NBC被爆80年シリーズ企画「銘板が伝える8.9」。第12回は、現在の活水中学・高校の場所にあった鎮西学院中学校です。丘の上の学び舎は、爆心地からわずか500メートル。多くの若者と教職員が命を落としました。

爆心地から、わずか500メートル。長崎市宝栄町、かつては竹の久保町だった小高い丘の上に、「鎮西学院旧制中学校」はありました。現在は同じプロテスタント系の活水中学・高校になっています。

鉄筋コンクリート4階建てだった校舎は、原爆で4階部分が全壊、3階は爆心地に面した北側半分が崩れ、さらに火災によって各階の内部は消失しました。

当時は三菱電機製作所、三菱製鋼所の一部が疎開しており、学徒報国隊ら男女工員130人が在籍。被爆時、校内には教職員10人と学校防護隊の残留生徒10人、疎開工場の工員87人がいました。
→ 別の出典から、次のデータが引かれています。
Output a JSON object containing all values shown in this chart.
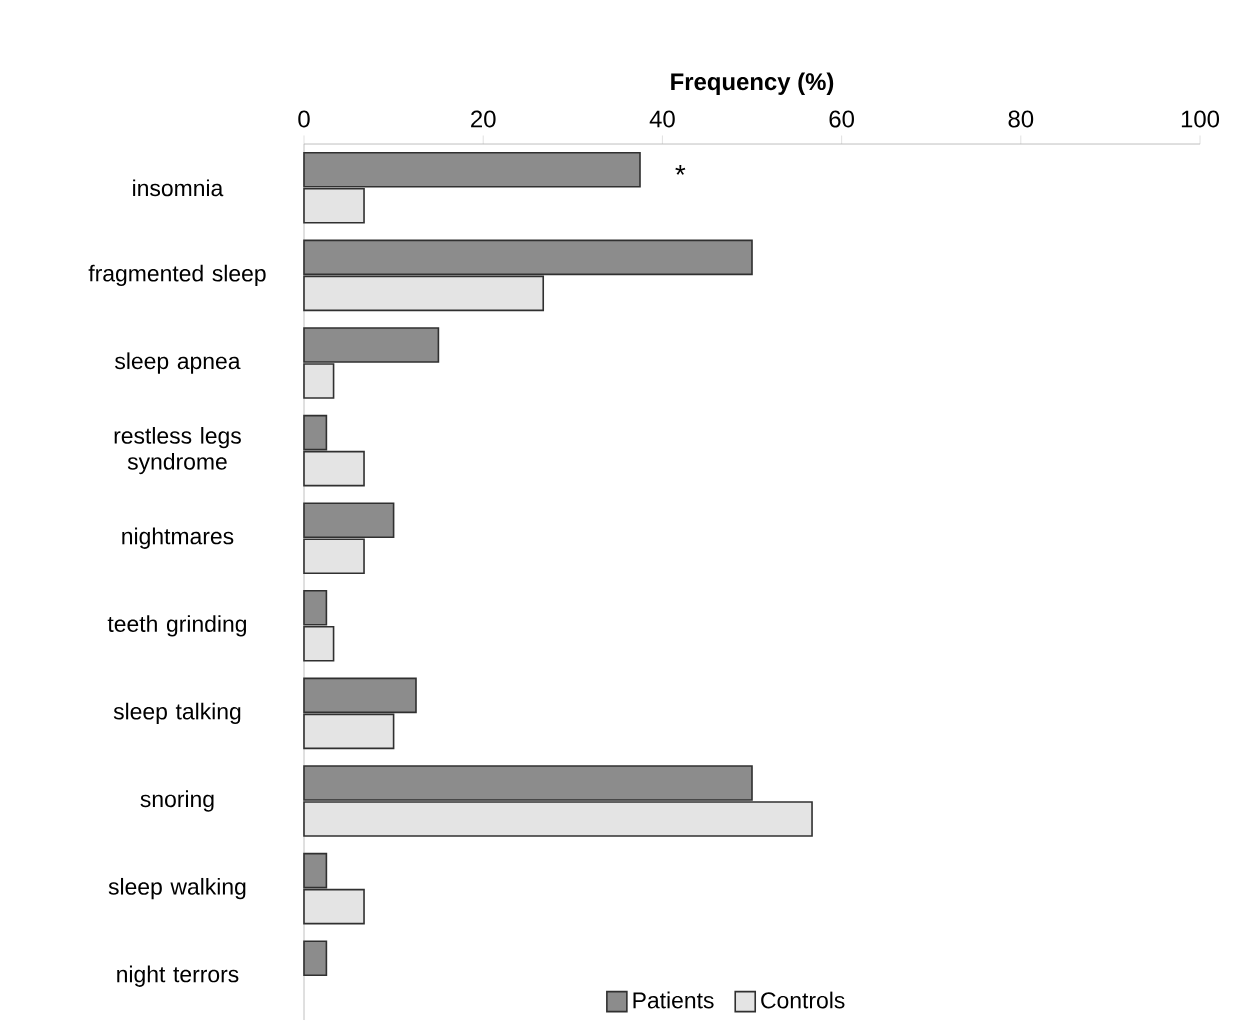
{
  "chart_data": {
    "type": "bar",
    "orientation": "horizontal",
    "xlabel": "Frequency (%)",
    "categories": [
      "insomnia",
      "fragmented sleep",
      "sleep apnea",
      "restless legs syndrome",
      "nightmares",
      "teeth grinding",
      "sleep talking",
      "snoring",
      "sleep walking",
      "night terrors"
    ],
    "series": [
      {
        "name": "Patients",
        "color": "#8c8c8c",
        "values": [
          37.5,
          50,
          15,
          2.5,
          10,
          2.5,
          12.5,
          50,
          2.5,
          2.5
        ]
      },
      {
        "name": "Controls",
        "color": "#e4e4e4",
        "values": [
          6.7,
          26.7,
          3.3,
          6.7,
          6.7,
          3.3,
          10,
          56.7,
          6.7,
          null
        ]
      }
    ],
    "xlim": [
      0,
      100
    ],
    "xticks": [
      0,
      20,
      40,
      60,
      80,
      100
    ],
    "grid": false,
    "legend": "bottom",
    "annotations": [
      "*"
    ]
  }
}
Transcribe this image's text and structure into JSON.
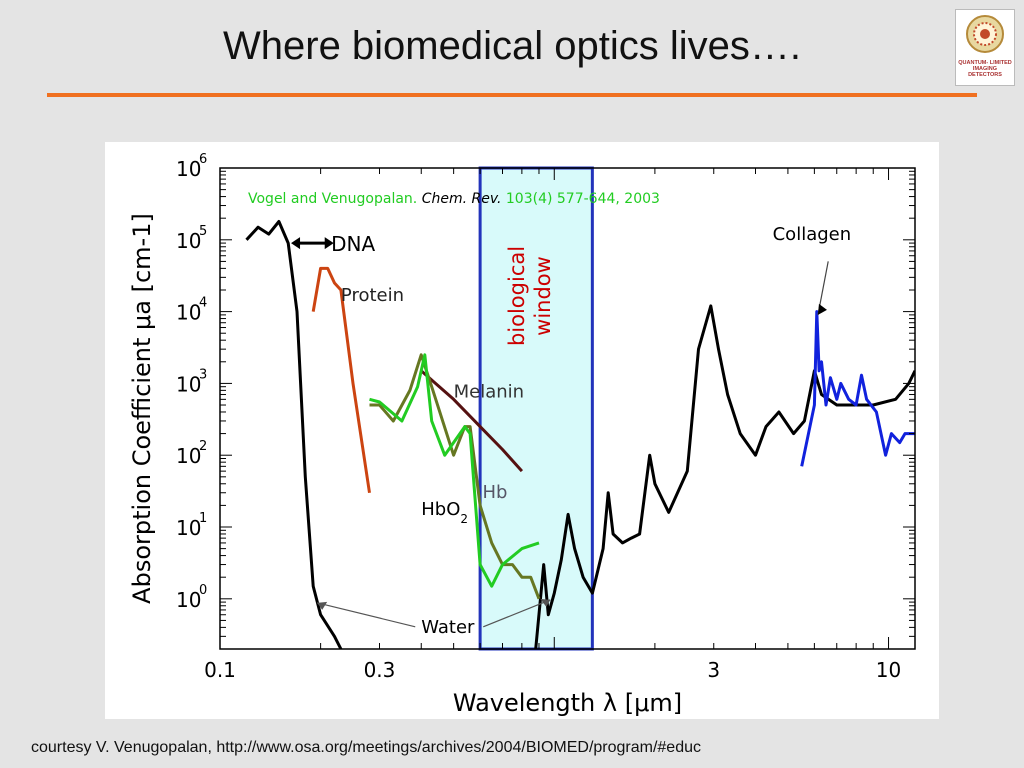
{
  "slide": {
    "title": "Where biomedical optics lives….",
    "footer": "courtesy V. Venugopalan, http://www.osa.org/meetings/archives/2004/BIOMED/program/#educ",
    "logo_text": "QUANTUM- LIMITED IMAGING DETECTORS",
    "accent_color": "#f07020"
  },
  "chart_data": {
    "type": "line",
    "xlabel": "Wavelength λ [μm]",
    "ylabel": "Absorption Coefficient μa [cm-1]",
    "xscale": "log",
    "yscale": "log",
    "xlim": [
      0.1,
      12
    ],
    "ylim": [
      0.2,
      1000000
    ],
    "x_ticks": [
      {
        "value": 0.1,
        "label": "0.1"
      },
      {
        "value": 0.3,
        "label": "0.3"
      },
      {
        "value": 3,
        "label": "3"
      },
      {
        "value": 10,
        "label": "10"
      }
    ],
    "y_ticks": [
      {
        "value": 1,
        "base": "10",
        "exp": "0"
      },
      {
        "value": 10,
        "base": "10",
        "exp": "1"
      },
      {
        "value": 100,
        "base": "10",
        "exp": "2"
      },
      {
        "value": 1000,
        "base": "10",
        "exp": "3"
      },
      {
        "value": 10000,
        "base": "10",
        "exp": "4"
      },
      {
        "value": 100000,
        "base": "10",
        "exp": "5"
      },
      {
        "value": 1000000,
        "base": "10",
        "exp": "6"
      }
    ],
    "citation": {
      "authors": "Vogel and Venugopalan.",
      "journal": "Chem. Rev.",
      "details": "103(4) 577-644, 2003",
      "color": "#22cc22"
    },
    "window": {
      "label_line1": "biological",
      "label_line2": "window",
      "x_range": [
        0.6,
        1.3
      ],
      "fill": "#d8fafa",
      "stroke": "#2233bb",
      "label_color": "#cc0000"
    },
    "annotations": {
      "dna": "DNA",
      "protein": "Protein",
      "melanin": "Melanin",
      "hb": "Hb",
      "hbo2_base": "HbO",
      "hbo2_sub": "2",
      "water": "Water",
      "collagen": "Collagen"
    },
    "series": [
      {
        "key": "water_uv",
        "color": "#000000",
        "points": [
          [
            0.12,
            100000
          ],
          [
            0.13,
            150000
          ],
          [
            0.14,
            120000
          ],
          [
            0.15,
            180000
          ],
          [
            0.16,
            90000
          ],
          [
            0.17,
            10000
          ],
          [
            0.18,
            50
          ],
          [
            0.19,
            1.5
          ],
          [
            0.2,
            0.6
          ],
          [
            0.22,
            0.3
          ],
          [
            0.23,
            0.2
          ]
        ]
      },
      {
        "key": "water_ir",
        "color": "#000000",
        "points": [
          [
            0.88,
            0.2
          ],
          [
            0.93,
            3
          ],
          [
            0.96,
            0.6
          ],
          [
            1.0,
            1.2
          ],
          [
            1.05,
            3.5
          ],
          [
            1.1,
            15
          ],
          [
            1.15,
            5
          ],
          [
            1.22,
            2
          ],
          [
            1.3,
            1.2
          ],
          [
            1.4,
            5
          ],
          [
            1.45,
            30
          ],
          [
            1.5,
            8
          ],
          [
            1.6,
            6
          ],
          [
            1.7,
            7
          ],
          [
            1.8,
            8
          ],
          [
            1.93,
            100
          ],
          [
            2.0,
            40
          ],
          [
            2.2,
            16
          ],
          [
            2.5,
            60
          ],
          [
            2.7,
            3000
          ],
          [
            2.94,
            12000
          ],
          [
            3.1,
            3000
          ],
          [
            3.3,
            700
          ],
          [
            3.6,
            200
          ],
          [
            4.0,
            100
          ],
          [
            4.3,
            250
          ],
          [
            4.7,
            400
          ],
          [
            5.2,
            200
          ],
          [
            5.6,
            300
          ],
          [
            6.0,
            1500
          ],
          [
            6.3,
            700
          ],
          [
            7.0,
            500
          ],
          [
            9.0,
            500
          ],
          [
            10.5,
            600
          ],
          [
            11.5,
            1000
          ],
          [
            12,
            1500
          ]
        ]
      },
      {
        "key": "protein",
        "color": "#cc4411",
        "points": [
          [
            0.19,
            10000
          ],
          [
            0.2,
            40000
          ],
          [
            0.21,
            40000
          ],
          [
            0.22,
            25000
          ],
          [
            0.23,
            20000
          ],
          [
            0.25,
            1000
          ],
          [
            0.28,
            30
          ]
        ]
      },
      {
        "key": "melanin",
        "color": "#551111",
        "points": [
          [
            0.4,
            1500
          ],
          [
            0.5,
            600
          ],
          [
            0.6,
            250
          ],
          [
            0.7,
            120
          ],
          [
            0.8,
            60
          ]
        ]
      },
      {
        "key": "hb",
        "color": "#667722",
        "points": [
          [
            0.28,
            500
          ],
          [
            0.3,
            500
          ],
          [
            0.33,
            300
          ],
          [
            0.37,
            800
          ],
          [
            0.4,
            2500
          ],
          [
            0.43,
            900
          ],
          [
            0.5,
            100
          ],
          [
            0.54,
            250
          ],
          [
            0.56,
            250
          ],
          [
            0.6,
            20
          ],
          [
            0.65,
            6
          ],
          [
            0.7,
            3
          ],
          [
            0.75,
            3
          ],
          [
            0.8,
            2
          ],
          [
            0.85,
            2
          ],
          [
            0.9,
            1
          ]
        ]
      },
      {
        "key": "hbo2",
        "color": "#22cc22",
        "points": [
          [
            0.28,
            600
          ],
          [
            0.3,
            550
          ],
          [
            0.35,
            300
          ],
          [
            0.39,
            900
          ],
          [
            0.41,
            2500
          ],
          [
            0.43,
            300
          ],
          [
            0.47,
            100
          ],
          [
            0.54,
            250
          ],
          [
            0.56,
            200
          ],
          [
            0.6,
            3
          ],
          [
            0.65,
            1.5
          ],
          [
            0.7,
            3
          ],
          [
            0.8,
            5
          ],
          [
            0.9,
            6
          ]
        ]
      },
      {
        "key": "collagen",
        "color": "#1122dd",
        "points": [
          [
            5.5,
            70
          ],
          [
            6.0,
            500
          ],
          [
            6.1,
            10000
          ],
          [
            6.2,
            1500
          ],
          [
            6.3,
            2000
          ],
          [
            6.5,
            500
          ],
          [
            6.7,
            1200
          ],
          [
            7.0,
            600
          ],
          [
            7.2,
            1000
          ],
          [
            7.6,
            600
          ],
          [
            8.0,
            500
          ],
          [
            8.3,
            1300
          ],
          [
            8.6,
            600
          ],
          [
            9.2,
            400
          ],
          [
            9.8,
            100
          ],
          [
            10.2,
            200
          ],
          [
            10.8,
            150
          ],
          [
            11.2,
            200
          ],
          [
            12,
            200
          ]
        ]
      }
    ]
  }
}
外出中だった教職員11人含めた計118人のうち即死68人、後日死亡35人、わずか15人の生存者も14人が負傷しました。

このほかの教職員、生徒およそ750人は、三菱兵器製作所などに動員されており、教職員9人、生徒130余人が原爆で亡くなったと推定されていますが、学生名簿が焼失したため今なお定かではありません。

鎮西学院・卒業生 馬場重幸さん:
「近くまで来ましたけど、足が動かなかったですね…。校舎の近くには『トタン板』が5箇所ぐらい置いてあって、そこに遺骨が置いてあって…もう言葉がありませんでした」

西河タケノさんの夫、虎熊さんは、鎮西学院の校内にあった研究室で原爆にあい、亡くなりました。結婚してわずか3年でした。

夫が鎮西学院の校舎内で爆死 西河タケノさん:
「手とか足とかはなかった…胴体から上だけがあって…。それでも『伏せ』のかっこうをしていたんです。手はなかったけど、顔はちゃんとあったんですね…。そして真っ黒だった…」

「どうやって生きていけばよかとやろうかと思って…。喪服をまとって我が身を閉じるということか私は、まだ25歳でと思って…。ものすごく生きたくなかったです。死にたい、死にたいと思っていました」

被爆校舎の土地と建物は、1970(昭和45)年に活水学院へ売却されました。1、2階は補修し、3、4階は破壊された部分を取り除いて増築。工事中に地中から見つかった遺骨は壺に納められ、鎮西学院に送り届けられました。